Muitos irmãos negros e negras da periferia também são vítimas de racismo e têm dificuldade de acessar esse Sistema, de denunciar e de ter acolhida a sua reclamação e sua denúncia. Isso é um momento muito importante, um marco."
Kim Lopes
Coordenador estadual do MNU

Ela completa que "esperamos que, a partir de agora, sejam mais acolhidas as denúncias de racismo, que nossos irmãos e irmãs sofrem no cotidiano, nesta cidade tão apartada e tão racista que é Fortaleza".

Adepol irá pedir indenização na Justiça

A Associação dos Delegados de Polícia Civil do Ceará (Adepol-CE) também esteve presente na coletiva de imprensa. O presidente da Associação, delegado Jaime de Paula Pessoa Linhares, afirma que a Instituição presta todo o apoio à delegada Ana Paula Barroso pelo racismo sofrido.

A Adepol, desde o primeiro momento, vem dando toda assistência para a colega delegada. Estamos acompanhando não só o Inquérito Policial, através da nossa assessoria jurídica, mas também acompanhando todo o desenrolar dessa ocorrência."
Jaime de Paula Pessoa Linhares
Presidente da Adepol-CE

O assessor jurídico da Adepol, advogado Leandro Vasques, acrescenta que, "por se tratar de crime de racismo, um crime de ação penal pública, incondicionada, vamos aguardar a manifestação do Ministério Público, que deverá oferecer a denúncia brevemente, e nos habilitaremos como assistente de acusação".
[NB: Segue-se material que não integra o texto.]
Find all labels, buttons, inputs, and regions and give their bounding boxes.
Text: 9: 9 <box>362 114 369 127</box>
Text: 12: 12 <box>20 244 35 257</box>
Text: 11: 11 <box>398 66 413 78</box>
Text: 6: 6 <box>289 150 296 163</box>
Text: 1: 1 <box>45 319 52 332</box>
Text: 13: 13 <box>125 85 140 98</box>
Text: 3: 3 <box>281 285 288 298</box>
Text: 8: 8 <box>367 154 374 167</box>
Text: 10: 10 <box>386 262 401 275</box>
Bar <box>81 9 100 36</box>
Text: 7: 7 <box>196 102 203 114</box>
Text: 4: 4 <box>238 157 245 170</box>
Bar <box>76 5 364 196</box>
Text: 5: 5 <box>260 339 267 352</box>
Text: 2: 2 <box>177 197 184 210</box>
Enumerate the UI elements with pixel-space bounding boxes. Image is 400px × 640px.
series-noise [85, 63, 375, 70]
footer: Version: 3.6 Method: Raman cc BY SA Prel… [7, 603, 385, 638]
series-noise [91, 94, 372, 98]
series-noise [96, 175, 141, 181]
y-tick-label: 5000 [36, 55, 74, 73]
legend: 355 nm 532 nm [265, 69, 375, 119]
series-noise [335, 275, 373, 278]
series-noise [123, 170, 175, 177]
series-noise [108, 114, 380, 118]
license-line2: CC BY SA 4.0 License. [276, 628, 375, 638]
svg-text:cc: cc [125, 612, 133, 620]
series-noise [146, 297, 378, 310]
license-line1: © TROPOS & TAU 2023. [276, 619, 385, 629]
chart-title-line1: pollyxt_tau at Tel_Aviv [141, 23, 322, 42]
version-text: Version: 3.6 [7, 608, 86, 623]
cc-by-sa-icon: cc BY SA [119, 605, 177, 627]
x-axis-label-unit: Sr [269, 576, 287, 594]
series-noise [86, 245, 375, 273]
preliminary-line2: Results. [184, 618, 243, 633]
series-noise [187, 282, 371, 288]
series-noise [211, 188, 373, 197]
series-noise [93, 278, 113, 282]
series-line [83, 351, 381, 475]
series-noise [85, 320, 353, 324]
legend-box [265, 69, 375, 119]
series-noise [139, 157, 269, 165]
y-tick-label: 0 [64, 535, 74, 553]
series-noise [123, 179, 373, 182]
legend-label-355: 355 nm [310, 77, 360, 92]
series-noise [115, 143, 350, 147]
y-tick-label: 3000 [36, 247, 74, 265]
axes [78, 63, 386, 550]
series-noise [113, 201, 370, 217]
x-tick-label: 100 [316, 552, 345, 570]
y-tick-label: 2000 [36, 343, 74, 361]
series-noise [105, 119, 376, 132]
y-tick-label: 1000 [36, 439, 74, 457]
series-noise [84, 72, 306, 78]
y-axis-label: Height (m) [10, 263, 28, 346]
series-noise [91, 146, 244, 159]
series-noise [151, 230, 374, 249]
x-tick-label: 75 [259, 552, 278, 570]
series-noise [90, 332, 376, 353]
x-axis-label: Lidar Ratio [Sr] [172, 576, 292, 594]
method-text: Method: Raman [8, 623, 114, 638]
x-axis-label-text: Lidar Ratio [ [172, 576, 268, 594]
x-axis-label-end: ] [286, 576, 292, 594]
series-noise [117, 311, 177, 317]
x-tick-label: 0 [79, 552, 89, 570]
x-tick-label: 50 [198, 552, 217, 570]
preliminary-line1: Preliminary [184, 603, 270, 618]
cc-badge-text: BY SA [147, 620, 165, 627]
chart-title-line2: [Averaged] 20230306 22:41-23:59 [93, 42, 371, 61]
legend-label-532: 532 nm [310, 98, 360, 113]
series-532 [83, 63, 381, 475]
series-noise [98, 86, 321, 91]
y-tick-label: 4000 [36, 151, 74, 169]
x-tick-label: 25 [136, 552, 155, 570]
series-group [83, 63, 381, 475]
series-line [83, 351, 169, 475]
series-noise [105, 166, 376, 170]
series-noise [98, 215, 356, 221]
E, paralelo a isso, manejar ação reparatória de dano moral, ação indenizatória que irá nos valer da instrumentalidade que nos vai ser fornecida pela ação penal que irá surgir. A assessoria jurídica não descansará enquanto não assistir a reparação desse dano, bem como a condenação do infrator, desse crime imprescritível e inafiançável."